- Side A of the US single

Single by Love Unlimited

from the album In Heat
- B-side: "And Only You"
- Released: November 1974
- Genre: R&B
- Length: 3:12
- Label: 20th Century
- Songwriter: Barry White
- Producer: Barry White

Love Unlimited singles chronology
| "People of Tomorrow Are the Children of Today" (1974) | "I Belong to You" (1974) | "Share a Little Love in Your Heart" (1975) |

= I Belong to You (Love Unlimited song) =

1974 single by Love Unlimited

"I Belong To You" is a 1974 single by the trio Love Unlimited, which was their only single to hit number 1 on the R&B chart (for one week, in early 1975).

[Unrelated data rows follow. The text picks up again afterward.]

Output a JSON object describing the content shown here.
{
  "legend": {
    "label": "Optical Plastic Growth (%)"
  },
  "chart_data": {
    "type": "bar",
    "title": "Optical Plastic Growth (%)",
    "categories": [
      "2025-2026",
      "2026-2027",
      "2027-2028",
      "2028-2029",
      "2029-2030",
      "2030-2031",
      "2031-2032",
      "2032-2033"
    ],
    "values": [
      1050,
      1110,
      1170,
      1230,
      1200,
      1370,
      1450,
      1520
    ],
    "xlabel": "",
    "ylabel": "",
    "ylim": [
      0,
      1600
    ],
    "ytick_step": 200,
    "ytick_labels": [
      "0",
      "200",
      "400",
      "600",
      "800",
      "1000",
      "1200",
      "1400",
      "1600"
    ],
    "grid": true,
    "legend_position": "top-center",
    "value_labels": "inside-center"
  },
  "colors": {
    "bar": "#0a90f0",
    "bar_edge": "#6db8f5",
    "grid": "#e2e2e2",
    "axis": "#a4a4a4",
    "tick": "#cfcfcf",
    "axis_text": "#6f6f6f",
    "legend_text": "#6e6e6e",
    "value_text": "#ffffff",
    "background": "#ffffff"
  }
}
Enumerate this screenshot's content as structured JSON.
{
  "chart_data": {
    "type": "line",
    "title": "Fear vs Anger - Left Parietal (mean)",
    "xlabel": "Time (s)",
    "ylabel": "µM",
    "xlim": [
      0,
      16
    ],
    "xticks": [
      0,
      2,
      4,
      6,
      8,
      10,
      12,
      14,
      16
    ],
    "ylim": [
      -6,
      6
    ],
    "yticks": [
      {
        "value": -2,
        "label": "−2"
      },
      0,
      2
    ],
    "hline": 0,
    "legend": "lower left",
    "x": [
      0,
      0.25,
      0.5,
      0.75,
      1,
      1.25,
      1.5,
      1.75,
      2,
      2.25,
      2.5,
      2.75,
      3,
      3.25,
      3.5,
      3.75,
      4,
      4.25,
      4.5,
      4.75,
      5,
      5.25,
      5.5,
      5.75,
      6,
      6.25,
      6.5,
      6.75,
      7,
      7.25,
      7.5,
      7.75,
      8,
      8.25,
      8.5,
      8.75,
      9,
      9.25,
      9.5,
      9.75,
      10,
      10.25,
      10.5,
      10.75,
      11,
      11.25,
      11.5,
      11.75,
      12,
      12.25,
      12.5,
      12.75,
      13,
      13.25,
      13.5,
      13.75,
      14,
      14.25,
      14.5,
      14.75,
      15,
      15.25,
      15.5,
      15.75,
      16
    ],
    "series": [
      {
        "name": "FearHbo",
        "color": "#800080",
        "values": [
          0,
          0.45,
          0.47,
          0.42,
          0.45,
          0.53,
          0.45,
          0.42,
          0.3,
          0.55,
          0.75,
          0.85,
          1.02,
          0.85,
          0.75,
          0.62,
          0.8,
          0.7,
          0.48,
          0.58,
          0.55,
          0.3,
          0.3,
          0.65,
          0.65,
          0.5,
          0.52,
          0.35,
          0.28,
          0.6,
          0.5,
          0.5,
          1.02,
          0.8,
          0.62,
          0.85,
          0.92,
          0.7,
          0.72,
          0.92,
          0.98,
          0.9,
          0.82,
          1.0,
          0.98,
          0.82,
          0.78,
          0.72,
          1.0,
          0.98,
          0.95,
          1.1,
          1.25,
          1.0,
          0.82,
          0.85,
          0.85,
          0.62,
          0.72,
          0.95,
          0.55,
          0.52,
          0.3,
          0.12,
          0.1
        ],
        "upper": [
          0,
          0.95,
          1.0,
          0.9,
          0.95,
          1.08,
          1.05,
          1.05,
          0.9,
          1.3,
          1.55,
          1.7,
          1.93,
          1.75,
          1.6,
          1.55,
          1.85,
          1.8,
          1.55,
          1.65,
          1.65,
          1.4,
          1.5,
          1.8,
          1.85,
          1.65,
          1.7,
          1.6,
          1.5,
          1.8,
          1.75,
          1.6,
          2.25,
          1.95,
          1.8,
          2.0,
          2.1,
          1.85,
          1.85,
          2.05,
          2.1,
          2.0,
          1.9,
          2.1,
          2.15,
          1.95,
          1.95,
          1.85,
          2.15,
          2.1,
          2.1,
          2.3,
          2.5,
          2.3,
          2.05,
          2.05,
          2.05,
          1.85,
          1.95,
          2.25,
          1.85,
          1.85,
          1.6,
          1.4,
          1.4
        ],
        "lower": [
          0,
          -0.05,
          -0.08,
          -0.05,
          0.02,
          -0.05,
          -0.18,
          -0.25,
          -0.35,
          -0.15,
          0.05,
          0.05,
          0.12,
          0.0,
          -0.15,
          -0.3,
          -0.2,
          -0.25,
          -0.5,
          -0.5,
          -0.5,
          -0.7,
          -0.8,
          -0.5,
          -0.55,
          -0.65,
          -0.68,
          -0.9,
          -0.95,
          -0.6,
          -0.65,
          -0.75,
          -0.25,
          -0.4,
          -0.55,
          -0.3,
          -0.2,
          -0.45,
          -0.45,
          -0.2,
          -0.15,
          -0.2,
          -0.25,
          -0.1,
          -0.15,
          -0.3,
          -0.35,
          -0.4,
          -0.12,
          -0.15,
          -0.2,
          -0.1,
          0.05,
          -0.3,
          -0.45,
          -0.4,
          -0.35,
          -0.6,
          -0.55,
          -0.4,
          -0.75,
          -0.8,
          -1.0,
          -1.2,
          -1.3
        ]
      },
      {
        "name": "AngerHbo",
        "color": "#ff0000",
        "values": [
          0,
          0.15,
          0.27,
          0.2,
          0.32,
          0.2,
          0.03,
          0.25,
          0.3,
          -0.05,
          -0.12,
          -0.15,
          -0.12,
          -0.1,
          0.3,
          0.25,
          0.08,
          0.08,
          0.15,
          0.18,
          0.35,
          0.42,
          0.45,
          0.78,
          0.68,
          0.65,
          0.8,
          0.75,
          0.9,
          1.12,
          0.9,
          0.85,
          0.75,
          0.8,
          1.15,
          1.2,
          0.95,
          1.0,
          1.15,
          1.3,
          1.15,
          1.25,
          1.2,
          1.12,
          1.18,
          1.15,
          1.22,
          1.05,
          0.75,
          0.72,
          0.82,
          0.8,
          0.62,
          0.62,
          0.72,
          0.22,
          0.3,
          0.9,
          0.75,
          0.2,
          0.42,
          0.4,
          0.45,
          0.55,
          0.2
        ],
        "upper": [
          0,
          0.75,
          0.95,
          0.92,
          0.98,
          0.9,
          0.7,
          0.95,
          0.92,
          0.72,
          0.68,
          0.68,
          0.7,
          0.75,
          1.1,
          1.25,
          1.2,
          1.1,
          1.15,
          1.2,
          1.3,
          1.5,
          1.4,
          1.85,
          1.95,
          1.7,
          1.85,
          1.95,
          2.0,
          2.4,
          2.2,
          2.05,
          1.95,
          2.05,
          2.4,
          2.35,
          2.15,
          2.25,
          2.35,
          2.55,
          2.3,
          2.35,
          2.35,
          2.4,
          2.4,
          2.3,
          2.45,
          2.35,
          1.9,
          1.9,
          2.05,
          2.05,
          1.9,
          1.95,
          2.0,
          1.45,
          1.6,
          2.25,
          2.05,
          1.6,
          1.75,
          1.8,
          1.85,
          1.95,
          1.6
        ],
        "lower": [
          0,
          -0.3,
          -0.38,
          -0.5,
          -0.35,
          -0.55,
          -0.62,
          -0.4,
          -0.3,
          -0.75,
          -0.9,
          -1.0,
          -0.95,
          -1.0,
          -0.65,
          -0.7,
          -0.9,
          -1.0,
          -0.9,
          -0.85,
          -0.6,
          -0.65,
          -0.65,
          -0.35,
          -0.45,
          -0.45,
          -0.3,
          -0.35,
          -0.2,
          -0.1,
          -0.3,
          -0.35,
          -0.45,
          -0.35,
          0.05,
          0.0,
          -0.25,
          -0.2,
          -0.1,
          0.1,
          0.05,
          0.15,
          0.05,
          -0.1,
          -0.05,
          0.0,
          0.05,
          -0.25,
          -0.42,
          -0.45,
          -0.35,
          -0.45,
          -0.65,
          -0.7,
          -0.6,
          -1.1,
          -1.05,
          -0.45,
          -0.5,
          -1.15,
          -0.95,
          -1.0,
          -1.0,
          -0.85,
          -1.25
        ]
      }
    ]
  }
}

It was their second and last Top 40 entry, peaking at number 27.

==Background==
The ballad was done in a retro girl group singing style and was written and produced by Barry White.

==Chart performance==

| Chart (1974–75) | Peak position |
|---|---|
| Canada RPM Top Singles | 37 |
| U.S. Billboard Hot 100 | 27 |
| U.S. Cash Box Top 100 | 29 |
| U.S. Billboard Hot Soul Singles | 1 |

==Samples==
- Mariah Carey's "It's a Wrap" samples the song on her 2009 Island Def Jam album Memoirs of an Imperfect Angel.